Zertifizierte Geräte, die für die Anwendung im Versorgungskontext vorgesehen sind, sind aktuell auf einem noch mittleren bis hohen Preisniveau. Dies kann ein Hemmnis für Patienten sein, sollten sie selber für die Kosten aufkommen müssen (5). Bei mangelnder Kalibrierung oder inadäquater Anwendung kann das Messergebnis dieser noch teuren Geräte darüber hinaus um bis zu 20 mmHg verzerrt sein (5). Zum Hintergrund: Ein Messwert von 120 mmHg zu 80 mmHg gilt als optimal, Werte von 140 mmHg zu 90 mmHg bezeichnen eine Hypertonie. Dies wiederum spricht gegen eine dauerhafte Fernüberwachung.

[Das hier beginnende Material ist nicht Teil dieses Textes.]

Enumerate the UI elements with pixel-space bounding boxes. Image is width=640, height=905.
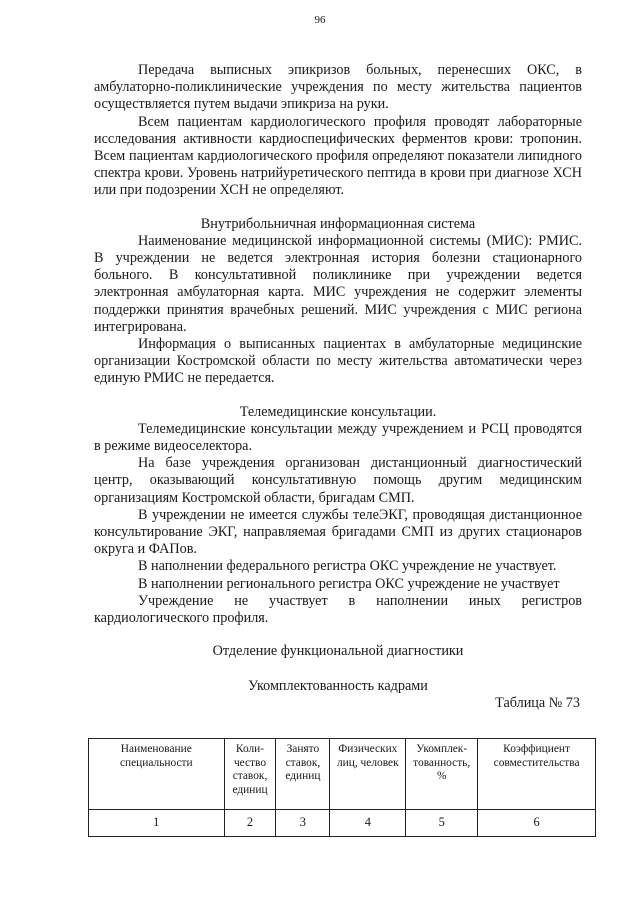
document-body: [94, 62, 582, 712]
table-caption: Таблица № 73: [495, 694, 580, 711]
table-cell: 1: [89, 810, 225, 837]
table-cell: 3: [276, 810, 330, 837]
paragraph: Телемедицинские консультации между учреждением и РСЦ проводятся в режиме видеоселектора.: [94, 420, 582, 455]
heading-mis: Внутрибольничная информационная система: [200, 215, 476, 232]
section-mis: [94, 233, 582, 388]
heading-telemedicine: Телемедицинские консультации.: [239, 403, 437, 420]
paragraph: В наполнении федерального регистра ОКС учреждение не участвует.: [138, 558, 557, 575]
heading-staffing: Укомплектованность кадрами: [248, 677, 428, 694]
staffing-table: [88, 738, 596, 837]
header-positions-filled: Занято ставок, единиц: [276, 739, 330, 810]
table-header-row: [89, 739, 596, 810]
table-cell: 4: [330, 810, 406, 837]
header-part-time-coefficient: Коэффициент совместительства: [478, 739, 596, 810]
table-row: [89, 810, 596, 837]
header-staffing-percent: Укомплек-тованность, %: [406, 739, 478, 810]
section-telemedicine: [94, 421, 582, 627]
paragraph: Наименование медицинской информационной системы (МИС): РМИС. В учреждении не ведется электронная история болезни стационарного больного. В консультативной поликлинике при учреждении ведется электронная амбулаторная карта. МИС учреждения не содержит элементы поддержки принятия врачебных решений. МИС учреждения с МИС региона интегрирована.: [94, 232, 582, 335]
table-cell: 6: [478, 810, 596, 837]
header-individuals: Физических лиц, человек: [330, 739, 406, 810]
paragraph: Всем пациентам кардиологического профиля проводят лабораторные исследования активности кардиоспецифических ферментов крови: тропонин. Всем пациентам кардиологического профиля определяют показатели липидного спектра крови. Уровень натрийуретического пептида в крови при диагнозе ХСН или при подозрении ХСН не определяют.: [94, 113, 582, 199]
header-positions-count: Коли-чество ставок, единиц: [224, 739, 276, 810]
page-number: 96: [314, 14, 326, 26]
heading-functional-diagnostics: Отделение функциональной диагностики: [212, 643, 464, 660]
paragraph: На базе учреждения организован дистанционный диагностический центр, оказывающий консультативную помощь другим медицинским организациям Костромской области, бригадам СМП.: [94, 455, 582, 506]
table-cell: 5: [406, 810, 478, 837]
paragraph: Информация о выписанных пациентах в амбулаторные медицинские организации Костромской области по месту жительства автоматически через единую РМИС не передается.: [94, 336, 582, 387]
paragraph: В наполнении регионального регистра ОКС учреждение не участвует: [138, 575, 560, 592]
table-cell: 2: [224, 810, 276, 837]
header-specialty: Наименование специальности: [89, 739, 225, 810]
paragraph: В учреждении не имеется службы телеЭКГ, проводящая дистанционное консультирование ЭКГ, направляемая бригадами СМП из других стационаров округа и ФАПов.: [94, 506, 582, 558]
section-discharge-info: [94, 62, 582, 200]
paragraph: Учреждение не участвует в наполнении иных регистров кардиологического профиля.: [94, 592, 582, 627]
paragraph: Передача выписных эпикризов больных, перенесших ОКС, в амбулаторно-поликлинические учреждения по месту жительства пациентов осуществляется путем выдачи эпикриза на руки.: [94, 62, 582, 113]
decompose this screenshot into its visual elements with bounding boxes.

Funktionsweise erproben, um Selbstmanagement zu steigern
Besonders vor dem Hintergrund einer Priorisierung des Selbstmanagements von Patienten sollten innovative, tragbare Tools zum Einsatz kommen und durch regelmäßige Anwendung im und für den Versorgungsprozess erprobt werden (5).

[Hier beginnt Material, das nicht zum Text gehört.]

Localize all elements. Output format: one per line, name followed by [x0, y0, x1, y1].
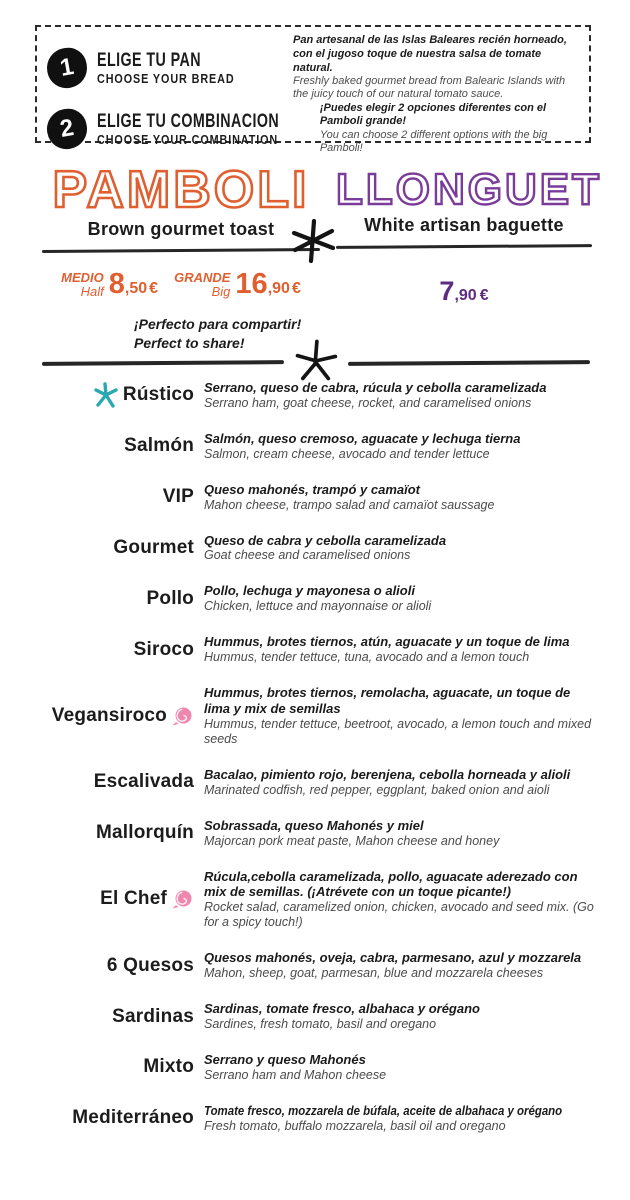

Mit dem Wissen um die hintergründige Programmierung können weitere mobile Endgeräte, wie das Smartphone, als cuffless blood pressure monitoring systems agieren (4). Sollte dies in Frage kommen, müssen Schulungen für medizinisches Personal erfolgen, um Patienten kompetent beraten zu können. Diese würden Funktionsweisen, Fehlermeldungen oder Anwendungshinweise umfassen.
Methoden des cuffless blood pressure monitorings sind bereits mehrfach anhand der Standards von Fachgesellschaften evaluiert (4). Eine Blutdruckmessung anhand neuer Technologien könnte den Praxisalltag potenziell entzerren.
Quellen
- Ushioda S, Nagasawa Y, Isida M, Komuro Y, Tang Z, Hu L, et al. Development of a Cuff-Less Blood Pressure Monitoring System and Its Application. Adv Exp Med Biol. 2020;1232:315-22. zum Original
- RKI. Hypertonie. zum Original
- Destatis. Krankheitskosten: Deutschland, Jahre, Krankheitsdiagnosen (ICD-10) 2021. zum Original.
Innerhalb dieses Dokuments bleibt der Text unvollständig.